My vocation (to use the poet's term) is the spiritual life, the quest for God, which relies on the eye of the heart. My avocation is education, the quest for knowledge, which relies on the eye of the mind. I have seen life through both these eyes as long as I can remember - but the two images have not always coincided... I have been forced to find ways for my eyes to work together, to find a common focus for my spirit-seeking heart and my knowledge-seeking mind that embraces reality in all its amazing dimensions. (Parker Palmer)


When you think of a "spiritual life," what do you imagine? Perhaps you envision a guru perched on a mountain. Maybe you have thoughts of monastics or clergy. I suspect that for many of us, the idea of a call to the spiritual life puts us in mind of all sorts of other people, just not ourselves.


As a church community, we Episcopalians have a hard time grasping that all of us have a spiritual calling. Perhaps it is because of our polity: we simply assume that clergy are the ones who are "called." Perhaps we haven't fully grasped what is means to be the Body of Christ. Yet as disciples of Jesus, we were all given a vocation -- a calling. Each of us is called, according to our gifts, to pursue deeper relationship with God.


The quote above reminds me that every Christian's primary vocation is seeking and serving God. The spiritual life is about learning and re-learning how to see our lives through the lens of faith. It involves continually mining the resources that help us open our hearts to the voice of the Spirit.

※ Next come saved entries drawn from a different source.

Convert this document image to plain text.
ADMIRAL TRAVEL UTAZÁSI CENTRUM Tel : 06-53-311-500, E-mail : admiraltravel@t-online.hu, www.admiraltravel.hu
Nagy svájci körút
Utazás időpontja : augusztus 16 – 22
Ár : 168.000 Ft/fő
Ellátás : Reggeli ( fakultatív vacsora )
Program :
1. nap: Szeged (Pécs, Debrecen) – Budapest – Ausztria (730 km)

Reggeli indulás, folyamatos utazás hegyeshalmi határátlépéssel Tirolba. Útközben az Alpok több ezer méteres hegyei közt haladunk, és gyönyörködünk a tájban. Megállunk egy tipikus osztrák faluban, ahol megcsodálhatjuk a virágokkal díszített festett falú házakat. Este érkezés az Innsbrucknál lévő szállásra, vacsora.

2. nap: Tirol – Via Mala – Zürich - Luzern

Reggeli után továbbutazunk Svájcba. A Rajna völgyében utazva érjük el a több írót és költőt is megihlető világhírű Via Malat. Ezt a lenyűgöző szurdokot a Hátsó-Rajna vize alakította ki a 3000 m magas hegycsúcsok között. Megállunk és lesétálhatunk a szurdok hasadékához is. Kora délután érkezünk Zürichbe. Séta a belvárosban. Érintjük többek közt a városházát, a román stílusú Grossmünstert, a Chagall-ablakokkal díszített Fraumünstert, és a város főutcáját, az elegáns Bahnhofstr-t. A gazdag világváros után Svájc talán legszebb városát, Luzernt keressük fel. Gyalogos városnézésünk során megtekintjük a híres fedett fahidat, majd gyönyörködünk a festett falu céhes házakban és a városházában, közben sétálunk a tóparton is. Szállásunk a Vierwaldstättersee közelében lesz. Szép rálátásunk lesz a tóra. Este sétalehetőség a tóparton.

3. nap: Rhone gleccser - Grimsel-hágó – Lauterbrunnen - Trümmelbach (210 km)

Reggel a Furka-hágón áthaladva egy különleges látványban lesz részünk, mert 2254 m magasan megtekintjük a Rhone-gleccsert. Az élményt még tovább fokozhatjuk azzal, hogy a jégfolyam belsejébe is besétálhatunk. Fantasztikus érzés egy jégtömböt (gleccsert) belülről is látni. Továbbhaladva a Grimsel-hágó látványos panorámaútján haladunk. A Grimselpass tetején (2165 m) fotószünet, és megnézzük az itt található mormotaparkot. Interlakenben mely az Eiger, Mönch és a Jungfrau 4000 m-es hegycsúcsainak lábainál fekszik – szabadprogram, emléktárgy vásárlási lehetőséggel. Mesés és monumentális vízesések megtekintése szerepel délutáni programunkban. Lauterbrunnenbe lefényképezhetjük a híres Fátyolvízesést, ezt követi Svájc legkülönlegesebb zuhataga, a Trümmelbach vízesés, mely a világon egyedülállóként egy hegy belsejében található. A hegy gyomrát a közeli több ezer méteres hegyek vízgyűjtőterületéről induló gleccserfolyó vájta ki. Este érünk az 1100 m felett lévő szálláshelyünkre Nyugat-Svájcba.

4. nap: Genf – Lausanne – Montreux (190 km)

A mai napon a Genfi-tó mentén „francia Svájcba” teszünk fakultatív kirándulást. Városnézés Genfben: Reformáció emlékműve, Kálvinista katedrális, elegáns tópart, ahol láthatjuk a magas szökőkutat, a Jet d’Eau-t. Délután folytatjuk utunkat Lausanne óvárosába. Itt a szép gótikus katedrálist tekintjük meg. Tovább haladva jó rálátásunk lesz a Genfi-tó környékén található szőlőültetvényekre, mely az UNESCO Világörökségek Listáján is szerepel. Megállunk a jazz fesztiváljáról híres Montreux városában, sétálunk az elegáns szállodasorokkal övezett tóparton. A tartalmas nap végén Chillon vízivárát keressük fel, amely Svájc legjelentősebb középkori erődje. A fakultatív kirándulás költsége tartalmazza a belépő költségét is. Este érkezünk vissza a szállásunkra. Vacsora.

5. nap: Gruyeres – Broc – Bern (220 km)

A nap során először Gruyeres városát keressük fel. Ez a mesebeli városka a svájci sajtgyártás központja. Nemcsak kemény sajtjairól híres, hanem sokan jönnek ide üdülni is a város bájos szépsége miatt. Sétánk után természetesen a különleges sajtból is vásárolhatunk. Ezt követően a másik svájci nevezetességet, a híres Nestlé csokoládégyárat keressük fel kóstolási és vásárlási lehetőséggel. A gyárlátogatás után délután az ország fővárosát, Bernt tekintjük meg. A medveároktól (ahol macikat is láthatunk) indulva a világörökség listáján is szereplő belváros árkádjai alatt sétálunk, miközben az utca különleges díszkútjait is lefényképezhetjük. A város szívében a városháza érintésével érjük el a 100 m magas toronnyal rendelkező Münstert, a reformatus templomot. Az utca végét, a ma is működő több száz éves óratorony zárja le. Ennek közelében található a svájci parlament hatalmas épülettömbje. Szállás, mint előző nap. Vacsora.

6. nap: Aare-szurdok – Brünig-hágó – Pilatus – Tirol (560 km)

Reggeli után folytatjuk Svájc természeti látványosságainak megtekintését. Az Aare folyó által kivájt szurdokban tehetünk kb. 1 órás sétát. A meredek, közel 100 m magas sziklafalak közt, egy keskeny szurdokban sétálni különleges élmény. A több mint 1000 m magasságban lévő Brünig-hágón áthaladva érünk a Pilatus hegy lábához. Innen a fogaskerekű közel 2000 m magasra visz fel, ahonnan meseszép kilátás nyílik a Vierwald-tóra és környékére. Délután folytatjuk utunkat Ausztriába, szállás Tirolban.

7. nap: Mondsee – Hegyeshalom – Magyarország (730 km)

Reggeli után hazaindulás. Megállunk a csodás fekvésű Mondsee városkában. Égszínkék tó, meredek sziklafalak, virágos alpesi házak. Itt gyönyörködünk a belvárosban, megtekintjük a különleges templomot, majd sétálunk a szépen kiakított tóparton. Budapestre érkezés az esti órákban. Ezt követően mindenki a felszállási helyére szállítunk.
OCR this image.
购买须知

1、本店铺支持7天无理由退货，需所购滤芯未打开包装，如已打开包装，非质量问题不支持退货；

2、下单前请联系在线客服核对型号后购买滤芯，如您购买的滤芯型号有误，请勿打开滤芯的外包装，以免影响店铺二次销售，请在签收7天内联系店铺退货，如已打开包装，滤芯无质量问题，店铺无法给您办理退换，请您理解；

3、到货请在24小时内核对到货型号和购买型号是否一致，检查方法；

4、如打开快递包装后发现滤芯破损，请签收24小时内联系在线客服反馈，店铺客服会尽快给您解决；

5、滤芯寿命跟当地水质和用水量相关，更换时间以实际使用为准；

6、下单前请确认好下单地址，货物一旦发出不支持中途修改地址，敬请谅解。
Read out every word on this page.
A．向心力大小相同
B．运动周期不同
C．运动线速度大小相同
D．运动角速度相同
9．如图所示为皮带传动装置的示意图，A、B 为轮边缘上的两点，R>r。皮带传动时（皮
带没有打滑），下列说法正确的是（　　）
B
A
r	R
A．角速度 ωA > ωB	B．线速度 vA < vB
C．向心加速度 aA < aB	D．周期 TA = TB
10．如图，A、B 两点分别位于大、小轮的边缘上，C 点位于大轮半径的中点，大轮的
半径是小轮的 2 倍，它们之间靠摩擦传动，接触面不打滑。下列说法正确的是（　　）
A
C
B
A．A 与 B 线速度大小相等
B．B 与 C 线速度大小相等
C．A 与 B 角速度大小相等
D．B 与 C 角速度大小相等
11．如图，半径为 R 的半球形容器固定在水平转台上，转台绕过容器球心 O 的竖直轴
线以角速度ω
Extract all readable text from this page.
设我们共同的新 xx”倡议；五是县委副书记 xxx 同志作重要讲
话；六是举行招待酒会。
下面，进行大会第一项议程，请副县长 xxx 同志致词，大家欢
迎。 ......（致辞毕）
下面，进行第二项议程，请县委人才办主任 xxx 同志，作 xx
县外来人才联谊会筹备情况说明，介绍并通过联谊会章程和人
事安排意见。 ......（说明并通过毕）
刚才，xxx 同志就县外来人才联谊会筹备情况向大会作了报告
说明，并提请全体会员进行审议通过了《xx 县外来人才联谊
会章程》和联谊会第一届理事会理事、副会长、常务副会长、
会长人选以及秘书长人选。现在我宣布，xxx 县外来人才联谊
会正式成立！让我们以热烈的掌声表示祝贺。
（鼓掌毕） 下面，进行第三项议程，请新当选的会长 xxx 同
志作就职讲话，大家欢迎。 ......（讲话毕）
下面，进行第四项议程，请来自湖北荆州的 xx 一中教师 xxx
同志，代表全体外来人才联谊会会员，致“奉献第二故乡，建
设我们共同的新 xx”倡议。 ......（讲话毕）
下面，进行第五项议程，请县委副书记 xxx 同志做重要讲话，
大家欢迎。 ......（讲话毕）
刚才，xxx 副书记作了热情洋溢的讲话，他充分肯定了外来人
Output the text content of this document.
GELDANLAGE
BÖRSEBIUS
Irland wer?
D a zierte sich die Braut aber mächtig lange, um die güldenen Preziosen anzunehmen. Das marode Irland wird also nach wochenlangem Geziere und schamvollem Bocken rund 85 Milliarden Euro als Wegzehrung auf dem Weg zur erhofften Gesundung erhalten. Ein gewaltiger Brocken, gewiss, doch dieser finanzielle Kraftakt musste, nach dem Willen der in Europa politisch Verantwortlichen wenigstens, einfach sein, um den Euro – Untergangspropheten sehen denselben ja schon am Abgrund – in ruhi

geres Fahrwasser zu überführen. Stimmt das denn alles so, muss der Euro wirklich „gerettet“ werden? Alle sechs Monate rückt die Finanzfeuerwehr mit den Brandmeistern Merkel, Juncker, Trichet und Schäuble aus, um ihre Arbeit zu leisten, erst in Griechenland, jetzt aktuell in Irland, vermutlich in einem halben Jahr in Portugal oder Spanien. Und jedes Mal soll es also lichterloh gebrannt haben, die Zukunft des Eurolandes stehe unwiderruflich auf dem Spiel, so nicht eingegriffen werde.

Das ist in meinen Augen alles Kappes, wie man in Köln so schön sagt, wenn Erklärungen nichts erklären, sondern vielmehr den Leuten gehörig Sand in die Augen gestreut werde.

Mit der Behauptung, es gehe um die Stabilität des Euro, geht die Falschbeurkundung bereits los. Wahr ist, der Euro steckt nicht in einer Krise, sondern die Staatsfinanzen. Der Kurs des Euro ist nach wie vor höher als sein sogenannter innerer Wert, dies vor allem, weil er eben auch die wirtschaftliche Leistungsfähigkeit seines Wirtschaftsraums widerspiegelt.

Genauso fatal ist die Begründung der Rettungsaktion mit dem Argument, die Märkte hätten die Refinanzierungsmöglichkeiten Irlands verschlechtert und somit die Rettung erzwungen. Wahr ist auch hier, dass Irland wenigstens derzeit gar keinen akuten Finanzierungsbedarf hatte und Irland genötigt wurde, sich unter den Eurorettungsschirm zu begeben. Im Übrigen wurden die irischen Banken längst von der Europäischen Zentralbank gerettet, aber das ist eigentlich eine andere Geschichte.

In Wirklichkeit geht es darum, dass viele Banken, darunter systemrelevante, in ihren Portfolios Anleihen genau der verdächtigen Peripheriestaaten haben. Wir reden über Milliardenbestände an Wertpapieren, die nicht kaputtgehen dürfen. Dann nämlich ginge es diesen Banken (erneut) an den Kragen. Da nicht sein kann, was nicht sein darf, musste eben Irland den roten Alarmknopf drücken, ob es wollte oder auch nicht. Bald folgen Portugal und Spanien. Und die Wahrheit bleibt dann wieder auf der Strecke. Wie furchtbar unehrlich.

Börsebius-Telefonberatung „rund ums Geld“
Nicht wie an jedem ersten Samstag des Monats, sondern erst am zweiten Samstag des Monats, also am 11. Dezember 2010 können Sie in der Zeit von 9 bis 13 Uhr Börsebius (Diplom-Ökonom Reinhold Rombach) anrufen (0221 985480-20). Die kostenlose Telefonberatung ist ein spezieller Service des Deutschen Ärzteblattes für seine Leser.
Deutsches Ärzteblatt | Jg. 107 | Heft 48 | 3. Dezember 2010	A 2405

Our quest for God is not just what we do in worship on Sunday. Our Sunday time is simply food for the journey. And the longer you're on the journey, the more sustenance you need. One of the jobs of church is figuring out how we nurture and sustain one another so that we are all empowered to live out our vocations in all aspects of our lives. Few of us will find ourselves called to shave our heads and retreat to a mountain, but it doesn't make us any less called to pray, to love, to study or to serve in Christ's name -- that is, called to a "spiritual life."